Caminhos para o futuro
Para Ednaldo, as soluções para a crise do Rio Paraíba do Sul precisam ser pensadas em curto, médio e longo prazos. Ele destaca que, em longo prazo, é essencial recuperar as funções ecológicas do rio, o que envolve a recomposição das florestas, das Áreas de Preservação Permanente (APP) e das reservas legais. “A água que passa pelo rio na estiagem é resultado da infiltração no solo, e essa infiltração depende diretamente da conservação da paisagem. Sem isso, a água escorre rapidamente pela superfície, sem alimentar o rio gradativamente ao longo dos meses”, explica. Segundo estudos do Comitê, cerca de 70% do território na região está coberto por pastagens degradadas, o que compromete a capacidade de infiltração e dificulta a recuperação ambiental.
Para o médio prazo, a integração dessas medidas e a continuidade dos trabalhos são essenciais para garantir a sustentabilidade hídrica da bacia. No curto prazo, a saída apontada passa por soluções de engenharia, como a construção de estruturas capazes de acumular água das chuvas e liberá-la durante as secas. “Esses reservatórios têm três funções principais: acumular o excesso de água durante o período chuvoso, evitando enchentes; liberar a água durante a estiagem para manter o fluxo do rio; e gerar energia elétrica para o setor”, afirmou.

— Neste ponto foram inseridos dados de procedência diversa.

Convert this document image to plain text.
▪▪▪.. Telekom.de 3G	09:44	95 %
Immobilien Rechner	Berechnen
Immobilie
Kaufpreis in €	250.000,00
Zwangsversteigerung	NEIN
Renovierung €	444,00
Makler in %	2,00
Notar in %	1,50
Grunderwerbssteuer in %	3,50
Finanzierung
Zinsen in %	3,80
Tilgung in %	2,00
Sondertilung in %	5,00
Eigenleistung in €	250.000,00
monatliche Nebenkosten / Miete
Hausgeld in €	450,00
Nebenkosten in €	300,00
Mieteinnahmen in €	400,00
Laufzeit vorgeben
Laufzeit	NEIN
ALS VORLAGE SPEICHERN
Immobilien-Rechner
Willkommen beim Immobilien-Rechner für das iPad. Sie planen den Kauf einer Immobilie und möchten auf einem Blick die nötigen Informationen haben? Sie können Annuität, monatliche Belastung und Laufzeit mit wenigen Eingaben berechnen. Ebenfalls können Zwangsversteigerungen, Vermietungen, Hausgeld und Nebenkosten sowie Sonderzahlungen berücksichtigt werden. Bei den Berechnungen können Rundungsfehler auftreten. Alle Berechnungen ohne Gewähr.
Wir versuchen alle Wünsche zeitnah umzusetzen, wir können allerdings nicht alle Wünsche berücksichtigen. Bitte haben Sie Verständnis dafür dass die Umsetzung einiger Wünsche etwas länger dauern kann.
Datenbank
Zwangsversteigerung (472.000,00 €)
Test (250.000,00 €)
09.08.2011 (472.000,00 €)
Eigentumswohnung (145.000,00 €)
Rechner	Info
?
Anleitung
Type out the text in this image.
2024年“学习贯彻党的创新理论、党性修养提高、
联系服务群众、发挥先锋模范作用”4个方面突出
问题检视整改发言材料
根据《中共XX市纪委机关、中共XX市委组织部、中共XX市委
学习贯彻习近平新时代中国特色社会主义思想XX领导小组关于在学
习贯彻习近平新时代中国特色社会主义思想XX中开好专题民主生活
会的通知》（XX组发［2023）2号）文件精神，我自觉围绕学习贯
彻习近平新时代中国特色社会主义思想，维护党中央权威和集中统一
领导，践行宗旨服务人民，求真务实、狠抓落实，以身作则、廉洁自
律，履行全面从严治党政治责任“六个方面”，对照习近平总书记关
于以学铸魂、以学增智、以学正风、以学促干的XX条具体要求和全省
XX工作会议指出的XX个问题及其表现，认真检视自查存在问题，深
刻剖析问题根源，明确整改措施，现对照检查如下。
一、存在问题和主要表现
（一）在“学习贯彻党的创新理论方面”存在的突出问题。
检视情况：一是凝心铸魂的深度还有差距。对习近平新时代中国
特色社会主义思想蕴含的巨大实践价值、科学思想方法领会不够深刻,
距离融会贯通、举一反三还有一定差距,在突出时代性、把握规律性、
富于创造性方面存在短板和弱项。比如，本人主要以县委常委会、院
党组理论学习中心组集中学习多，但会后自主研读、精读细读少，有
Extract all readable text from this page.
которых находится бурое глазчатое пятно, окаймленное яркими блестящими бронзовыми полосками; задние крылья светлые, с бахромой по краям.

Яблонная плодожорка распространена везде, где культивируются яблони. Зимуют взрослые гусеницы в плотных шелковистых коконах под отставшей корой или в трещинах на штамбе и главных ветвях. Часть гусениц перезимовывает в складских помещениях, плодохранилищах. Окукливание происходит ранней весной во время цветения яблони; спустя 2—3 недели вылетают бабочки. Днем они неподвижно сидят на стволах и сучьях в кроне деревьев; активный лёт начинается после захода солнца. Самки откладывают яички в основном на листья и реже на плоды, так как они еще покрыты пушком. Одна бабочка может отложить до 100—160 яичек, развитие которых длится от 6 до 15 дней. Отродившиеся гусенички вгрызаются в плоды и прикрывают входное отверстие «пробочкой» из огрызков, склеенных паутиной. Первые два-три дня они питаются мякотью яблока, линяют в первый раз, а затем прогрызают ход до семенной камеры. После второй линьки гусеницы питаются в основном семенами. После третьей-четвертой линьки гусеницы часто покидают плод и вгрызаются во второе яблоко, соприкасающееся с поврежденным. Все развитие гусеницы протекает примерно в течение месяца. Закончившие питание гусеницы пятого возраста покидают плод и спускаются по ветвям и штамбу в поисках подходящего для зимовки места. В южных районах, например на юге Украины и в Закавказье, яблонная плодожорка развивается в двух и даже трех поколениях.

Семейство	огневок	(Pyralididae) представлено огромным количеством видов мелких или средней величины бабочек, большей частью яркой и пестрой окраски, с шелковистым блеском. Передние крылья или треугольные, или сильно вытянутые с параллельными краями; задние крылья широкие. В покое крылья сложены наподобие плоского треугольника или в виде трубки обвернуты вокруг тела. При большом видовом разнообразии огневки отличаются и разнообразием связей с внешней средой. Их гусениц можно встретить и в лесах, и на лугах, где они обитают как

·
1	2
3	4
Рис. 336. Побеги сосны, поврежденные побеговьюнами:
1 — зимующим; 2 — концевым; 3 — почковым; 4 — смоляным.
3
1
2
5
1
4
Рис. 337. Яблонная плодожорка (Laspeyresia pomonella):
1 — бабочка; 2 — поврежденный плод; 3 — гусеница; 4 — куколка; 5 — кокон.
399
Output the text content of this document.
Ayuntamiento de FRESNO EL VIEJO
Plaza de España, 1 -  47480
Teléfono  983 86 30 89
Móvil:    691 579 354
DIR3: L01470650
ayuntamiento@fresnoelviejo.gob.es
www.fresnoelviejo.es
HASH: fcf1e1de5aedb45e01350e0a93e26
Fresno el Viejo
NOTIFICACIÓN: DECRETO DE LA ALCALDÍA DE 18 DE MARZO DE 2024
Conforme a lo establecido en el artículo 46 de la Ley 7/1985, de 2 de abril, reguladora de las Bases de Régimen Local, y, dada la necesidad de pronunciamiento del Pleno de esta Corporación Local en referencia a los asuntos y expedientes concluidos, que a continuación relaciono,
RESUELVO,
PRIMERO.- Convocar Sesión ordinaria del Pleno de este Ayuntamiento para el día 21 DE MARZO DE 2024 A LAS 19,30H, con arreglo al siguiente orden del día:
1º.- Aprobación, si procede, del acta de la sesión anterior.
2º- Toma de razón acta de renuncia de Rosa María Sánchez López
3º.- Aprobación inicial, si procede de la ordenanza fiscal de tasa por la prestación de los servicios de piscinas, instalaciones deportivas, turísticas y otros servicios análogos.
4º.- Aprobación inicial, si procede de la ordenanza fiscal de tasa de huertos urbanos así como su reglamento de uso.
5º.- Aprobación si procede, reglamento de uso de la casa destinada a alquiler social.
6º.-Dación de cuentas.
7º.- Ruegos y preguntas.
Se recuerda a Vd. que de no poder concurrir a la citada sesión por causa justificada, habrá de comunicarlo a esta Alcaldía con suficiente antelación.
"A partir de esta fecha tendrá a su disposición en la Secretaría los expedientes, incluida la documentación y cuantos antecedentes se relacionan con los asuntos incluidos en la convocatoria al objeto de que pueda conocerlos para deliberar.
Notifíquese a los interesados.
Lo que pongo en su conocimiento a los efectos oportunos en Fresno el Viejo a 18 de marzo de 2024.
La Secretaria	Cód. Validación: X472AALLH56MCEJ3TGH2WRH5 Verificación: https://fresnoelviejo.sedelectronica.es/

O especialista aponta como solução definitiva a criação dos reservatórios para acumular e liberar água de forma equilibrada, mantendo o ecossistema vivo e minimizando os riscos de cheias e secas extremas. Segundo Ednaldo, já existem avanços nesse sentido, mas que ainda é preciso ampliar o esforço coletivo e o investimento nessas iniciativas.